Directors’ Residency Requirements
Instead of a majority of resident Canadian directors, OBCA corporations need only 25% resident Canadian directors. Moreover, residency requirements for the managing director, for board meetings, and for committee membership have been dropped (ss. 118(3), 126(6) and (7) and 127(1)).
Conflicts of Interest
For purposes of disclosing potential conflicts of interest, if a director or officer has provided general notice to the board of directors of a material interest in another entity, the director or officer must subsequently inform the board of any material change in his or her interest. Furthermore, a conflicted director may not attend any part of a meeting during which the relevant contract or transaction is discussed (ss. 132(5) and (5.2)).
Sending Financial Statements
Offering corporations need to send annual and interim financial statements only to shareholders who request them, instead of to all shareholders except those explicitly opting out. This is consistent with NI 51-102, but the CBCA still requires materials to be sent unless a shareholder opts out (ss. 154(3) and 160).
CSA Review of Best Practices and Disclosure Requirements
The CSA will be undertaking a broad review of existing guidelines for best practices in corporate governance (NP 58-201) and related corporate governance disclosure requirements (NI 58-101). The regulators plan to publish their findings and any proposed amendments for comment in 2008.
CEO/CFO Certifications and Internal Controls
After reviewing and considering the comments on its 2007 proposals related to CEO and CFO certifications, the CSA decided to make significant changes and will be publishing revised proposals in 2008. Although the substance of the changes will be known only once a new proposal is published, the regulators have said that the certification requirements for venture issuers will be substantially reduced. As a result, pending new rules, CEOs and CFOs of venture issuers are permitted to remove references in their certifications to the establishment and maintenance of disclosure controls and internal controls.

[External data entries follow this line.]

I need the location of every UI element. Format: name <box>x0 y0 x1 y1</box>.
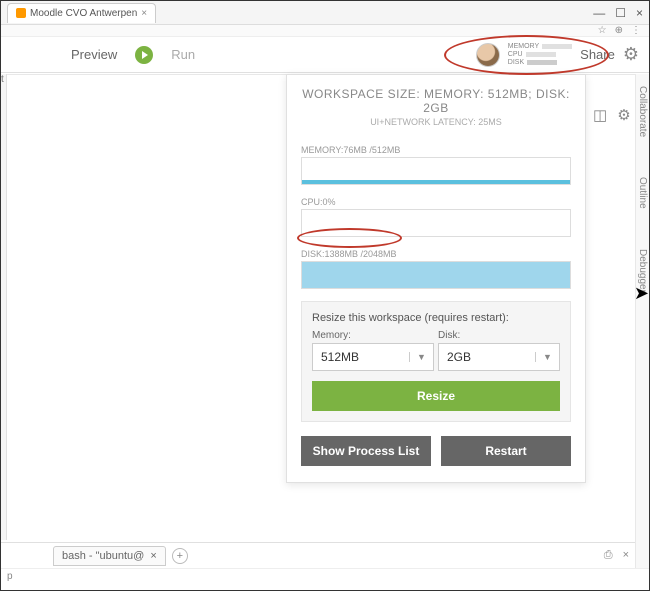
cpu-meter <box>301 209 571 237</box>
popout-icon[interactable]: ◫ <box>593 106 607 124</box>
tab-outline[interactable]: Outline <box>637 177 648 209</box>
panel-title: WORKSPACE SIZE: MEMORY: 512MB; DISK: 2GB <box>301 87 571 115</box>
chevron-down-icon: ▼ <box>535 352 559 362</box>
cpu-label: CPU:0% <box>301 197 571 207</box>
mini-cpu-bar <box>526 52 556 57</box>
gear-icon[interactable]: ⚙ <box>623 44 639 65</box>
close-icon[interactable]: × <box>636 6 643 20</box>
browser-tab[interactable]: Moodle CVO Antwerpen × <box>7 3 156 23</box>
memory-select[interactable]: 512MB ▼ <box>312 343 434 371</box>
run-button[interactable]: Run <box>171 47 195 62</box>
disk-meter <box>301 261 571 289</box>
browser-chrome: Moodle CVO Antwerpen × — ☐ × <box>1 1 649 25</box>
zoom-icon[interactable]: ⊕ <box>615 25 623 36</box>
show-process-button[interactable]: Show Process List <box>301 436 431 466</box>
stats-mini[interactable]: MEMORY CPU DISK <box>508 43 572 67</box>
disk-select[interactable]: 2GB ▼ <box>438 343 560 371</box>
chevron-down-icon: ▼ <box>409 352 433 362</box>
mini-memory-bar <box>542 44 572 49</box>
memory-select-value: 512MB <box>313 350 409 364</box>
play-icon[interactable] <box>135 46 153 64</box>
app-toolbar: Preview Run MEMORY CPU DISK Share ⚙ <box>1 37 649 73</box>
latency-text: UI+NETWORK LATENCY: 25MS <box>301 117 571 127</box>
add-terminal-button[interactable]: + <box>172 548 188 564</box>
avatar[interactable] <box>476 43 500 67</box>
favicon-icon <box>16 8 26 18</box>
restart-button[interactable]: Restart <box>441 436 571 466</box>
settings-gear-icon[interactable]: ⚙ <box>617 106 630 124</box>
disk-fill <box>302 262 570 288</box>
status-text: p <box>7 571 13 582</box>
memory-select-label: Memory: <box>312 330 434 341</box>
terminal-tab-close-icon[interactable]: × <box>150 550 156 562</box>
minimize-icon[interactable]: — <box>593 6 605 20</box>
workspace-panel: WORKSPACE SIZE: MEMORY: 512MB; DISK: 2GB… <box>286 74 586 483</box>
memory-meter <box>301 157 571 185</box>
address-bar: ☆ ⊕ ⋮ <box>1 25 649 37</box>
window-controls: — ☐ × <box>593 6 643 20</box>
resize-title: Resize this workspace (requires restart)… <box>312 312 560 324</box>
disk-label: DISK:1388MB /2048MB <box>301 249 571 259</box>
tab-collaborate[interactable]: Collaborate <box>637 86 648 137</box>
resize-box: Resize this workspace (requires restart)… <box>301 301 571 422</box>
right-sidebar: Collaborate Outline Debugger <box>635 74 649 590</box>
tab-title: Moodle CVO Antwerpen <box>30 8 137 19</box>
close-terminal-icon[interactable]: × <box>623 549 629 562</box>
preview-button[interactable]: Preview <box>71 47 117 62</box>
cursor-icon: ➤ <box>634 283 649 304</box>
mini-disk-label: DISK <box>508 59 524 67</box>
terminal-tab[interactable]: bash - "ubuntu@ × <box>53 546 166 566</box>
menu-icon[interactable]: ⋮ <box>631 25 641 36</box>
memory-label: MEMORY:76MB /512MB <box>301 145 571 155</box>
panel-header-icons: ◫ ⚙ <box>593 106 631 124</box>
resize-button[interactable]: Resize <box>312 381 560 411</box>
star-icon[interactable]: ☆ <box>598 25 607 36</box>
restore-icon[interactable]: ☐ <box>615 6 626 20</box>
mini-disk-bar <box>527 60 557 65</box>
terminal-tab-label: bash - "ubuntu@ <box>62 550 144 562</box>
status-bar: p <box>1 568 649 590</box>
tab-close-icon[interactable]: × <box>141 8 147 19</box>
disk-select-label: Disk: <box>438 330 560 341</box>
printer-icon[interactable]: ⎙ <box>604 549 613 562</box>
share-button[interactable]: Share <box>580 47 615 62</box>
terminal-tabs: bash - "ubuntu@ × + ⎙ × <box>1 542 635 568</box>
left-pane-edge: t <box>1 74 7 540</box>
disk-select-value: 2GB <box>439 350 535 364</box>
mini-cpu-label: CPU <box>508 51 523 59</box>
memory-fill <box>302 180 570 184</box>
mini-memory-label: MEMORY <box>508 43 539 51</box>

Under the 2007 proposals, CEOs and CFOs would have had to evaluate the issuer’s internal controls and disclose in MD&A whether or not the controls were effective and any remediation plans related to “reportable deficiencies.” There was no proposal for issuers’ external auditors to provide opinions on internal controls, unlike in the United States. Pending new Canadian rules, cross-border issuers still have to comply with the U.S. internal control rules. The SEC has recently attempted to make the U.S. rules less onerous by
• proposing that the compliance deadlines for the smallest issuers be extended by an additional year;
• publishing guidance for management on how to evaluate a company’s internal controls using a topdown, risk-based approach;
• eliminating the requirement for auditors to evaluate management’s assessment of internal controls, and requiring them only to provide an opinion on the actual effectiveness of the controls; and
• redefining the term “material weakness” using a reasonableness standard so that fewer weaknesses have to be reported.
For more detail on the SEC’s initiatives and an explanation of how the Canadian proposals would have differed from the U.S. rules, please see our client memo SEC Issues Guidance on Internal Control Rules and Redefines “Material Weakness” (June 25, 2007).
TSX Considers Securityholder Approval Requirements for Acquisitions
The TSX is considering requiring securityholder approval when a listed company issues securities to acquire a public company. The TSX requested comments on the appropriate level of dilution that would trigger the voting requirement and the proportion of votes that would be necessary to approve the issuance. The TSX rules currently require securityholder approval for issuances in excess of 25% of the outstanding securities of the listed issuer, but this requirement does not apply when a public company is being acquired (unless a significant portion of the securities are being issued to insiders or the issuance would materially affect control of the listed company).